Macquarie Bank is the latest lender to increase mortgage rates. Many mortgage-providers have already raised their rates and more banks, including the big 4, are expected to announce out-of-cycle rate increases over the coming months.

The primary cause of the rate hike is increased funding costs. Banks provide loans based on the funds they hold, with savings and transaction accounts forming the bulk of bank funding. To provide new mortgages, the banks’ most profitable product line, lenders first need to ensure that they have enough customers depositing with them.

Currently, competition for funding is fierce and so banks are increasing interest rates on savings accounts. According to RFi Group data, interest rates are one of the most important considerations consumers have when choosing their largest savings account; 1 in 3 indicated that rates guided the choice of their largest account. Bonus rates were found to be more important (18%) than ongoing rates (13%).
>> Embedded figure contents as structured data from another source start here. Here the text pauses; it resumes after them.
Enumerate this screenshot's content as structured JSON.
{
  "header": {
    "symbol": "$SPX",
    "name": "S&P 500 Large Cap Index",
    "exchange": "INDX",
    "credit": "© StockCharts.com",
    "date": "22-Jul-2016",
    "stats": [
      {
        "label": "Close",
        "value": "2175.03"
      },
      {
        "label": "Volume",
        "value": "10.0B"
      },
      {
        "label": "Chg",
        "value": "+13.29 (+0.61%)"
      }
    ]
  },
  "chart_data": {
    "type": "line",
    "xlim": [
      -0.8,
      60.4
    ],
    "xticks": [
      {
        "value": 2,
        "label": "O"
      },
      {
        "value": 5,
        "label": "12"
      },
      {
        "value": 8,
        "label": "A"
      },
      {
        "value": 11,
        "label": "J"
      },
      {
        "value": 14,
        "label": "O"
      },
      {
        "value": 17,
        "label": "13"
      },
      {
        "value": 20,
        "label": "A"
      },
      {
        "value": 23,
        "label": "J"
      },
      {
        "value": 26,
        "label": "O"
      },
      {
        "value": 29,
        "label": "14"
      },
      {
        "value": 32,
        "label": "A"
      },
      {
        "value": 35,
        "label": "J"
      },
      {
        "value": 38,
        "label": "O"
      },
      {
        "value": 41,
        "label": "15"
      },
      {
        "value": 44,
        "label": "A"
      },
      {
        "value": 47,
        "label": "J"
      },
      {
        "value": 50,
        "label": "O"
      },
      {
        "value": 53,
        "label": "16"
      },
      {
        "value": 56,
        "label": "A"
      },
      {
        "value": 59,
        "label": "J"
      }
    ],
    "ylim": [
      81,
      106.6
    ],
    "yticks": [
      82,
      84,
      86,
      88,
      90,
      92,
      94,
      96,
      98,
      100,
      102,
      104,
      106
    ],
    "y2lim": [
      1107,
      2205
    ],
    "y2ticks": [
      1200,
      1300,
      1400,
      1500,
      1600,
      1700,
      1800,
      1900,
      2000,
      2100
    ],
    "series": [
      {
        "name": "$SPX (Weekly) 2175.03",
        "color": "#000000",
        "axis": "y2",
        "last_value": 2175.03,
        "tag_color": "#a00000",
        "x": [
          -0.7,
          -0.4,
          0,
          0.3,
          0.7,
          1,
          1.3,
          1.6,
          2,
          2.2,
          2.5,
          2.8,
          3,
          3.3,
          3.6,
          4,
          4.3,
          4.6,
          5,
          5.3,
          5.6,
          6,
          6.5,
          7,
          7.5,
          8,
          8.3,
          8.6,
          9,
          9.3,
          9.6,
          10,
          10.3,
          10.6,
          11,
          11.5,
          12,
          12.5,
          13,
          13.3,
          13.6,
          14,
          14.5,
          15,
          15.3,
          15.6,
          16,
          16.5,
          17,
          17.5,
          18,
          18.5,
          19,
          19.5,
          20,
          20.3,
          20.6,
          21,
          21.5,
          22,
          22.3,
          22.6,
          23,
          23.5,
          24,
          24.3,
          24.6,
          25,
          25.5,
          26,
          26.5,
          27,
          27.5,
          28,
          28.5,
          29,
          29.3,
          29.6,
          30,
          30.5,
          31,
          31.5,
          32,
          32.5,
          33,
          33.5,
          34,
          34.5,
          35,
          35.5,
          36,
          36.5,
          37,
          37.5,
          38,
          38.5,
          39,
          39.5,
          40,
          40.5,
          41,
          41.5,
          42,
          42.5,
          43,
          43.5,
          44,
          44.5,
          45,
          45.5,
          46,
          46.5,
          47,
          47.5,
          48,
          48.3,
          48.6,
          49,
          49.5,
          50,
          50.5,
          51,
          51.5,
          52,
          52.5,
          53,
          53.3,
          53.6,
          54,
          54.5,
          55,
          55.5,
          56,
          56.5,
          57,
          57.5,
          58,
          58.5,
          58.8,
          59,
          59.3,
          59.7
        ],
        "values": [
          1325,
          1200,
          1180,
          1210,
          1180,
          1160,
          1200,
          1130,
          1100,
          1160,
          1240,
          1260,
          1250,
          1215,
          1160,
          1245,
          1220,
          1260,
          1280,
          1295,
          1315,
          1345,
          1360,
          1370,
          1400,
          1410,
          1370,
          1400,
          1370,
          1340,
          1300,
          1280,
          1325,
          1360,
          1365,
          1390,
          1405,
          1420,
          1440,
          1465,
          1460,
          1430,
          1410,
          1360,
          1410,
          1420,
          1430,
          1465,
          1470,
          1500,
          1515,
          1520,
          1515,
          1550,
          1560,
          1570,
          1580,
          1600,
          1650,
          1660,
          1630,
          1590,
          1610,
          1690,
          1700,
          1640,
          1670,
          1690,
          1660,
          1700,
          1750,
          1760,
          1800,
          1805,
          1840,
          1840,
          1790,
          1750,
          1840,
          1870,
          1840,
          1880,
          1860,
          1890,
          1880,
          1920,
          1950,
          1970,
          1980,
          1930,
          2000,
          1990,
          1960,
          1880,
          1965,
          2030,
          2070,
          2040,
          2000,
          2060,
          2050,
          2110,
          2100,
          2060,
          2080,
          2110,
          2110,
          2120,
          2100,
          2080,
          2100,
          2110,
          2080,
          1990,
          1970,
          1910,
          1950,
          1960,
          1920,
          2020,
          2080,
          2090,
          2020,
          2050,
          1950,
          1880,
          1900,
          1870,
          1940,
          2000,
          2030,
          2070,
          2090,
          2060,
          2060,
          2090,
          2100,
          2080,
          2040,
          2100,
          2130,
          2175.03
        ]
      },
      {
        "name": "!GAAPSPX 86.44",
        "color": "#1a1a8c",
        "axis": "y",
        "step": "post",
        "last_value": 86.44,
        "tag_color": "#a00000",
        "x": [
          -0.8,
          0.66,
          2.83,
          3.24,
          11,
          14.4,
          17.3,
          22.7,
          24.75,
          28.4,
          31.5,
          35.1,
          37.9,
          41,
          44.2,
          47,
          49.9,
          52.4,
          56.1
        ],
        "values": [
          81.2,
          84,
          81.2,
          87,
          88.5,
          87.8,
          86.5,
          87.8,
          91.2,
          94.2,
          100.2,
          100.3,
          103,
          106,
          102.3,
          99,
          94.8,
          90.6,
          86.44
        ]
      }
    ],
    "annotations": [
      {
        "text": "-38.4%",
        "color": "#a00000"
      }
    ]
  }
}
However, the most important consideration is having an existing banking relationship (49%) and so banks should also focus on other product lines (such as transaction accounts) and aim to cross-sell savings accounts with these.

Increasing mortgage rates will allow lenders to offset these additional funding costs but will also reduce demand; interest rates are the most important factor borrowers consider when searching for a mortgage. However, lenders can offer other features to make their mortgage products more competitive.

According to RFi Group data, the ability to make overpayments, no application fees and 100% offset accounts were the most important factors borrowers considered when searching for a mortgage, after interest rates. Further rate hikes could also be applied should the RBA announce its own rate increases.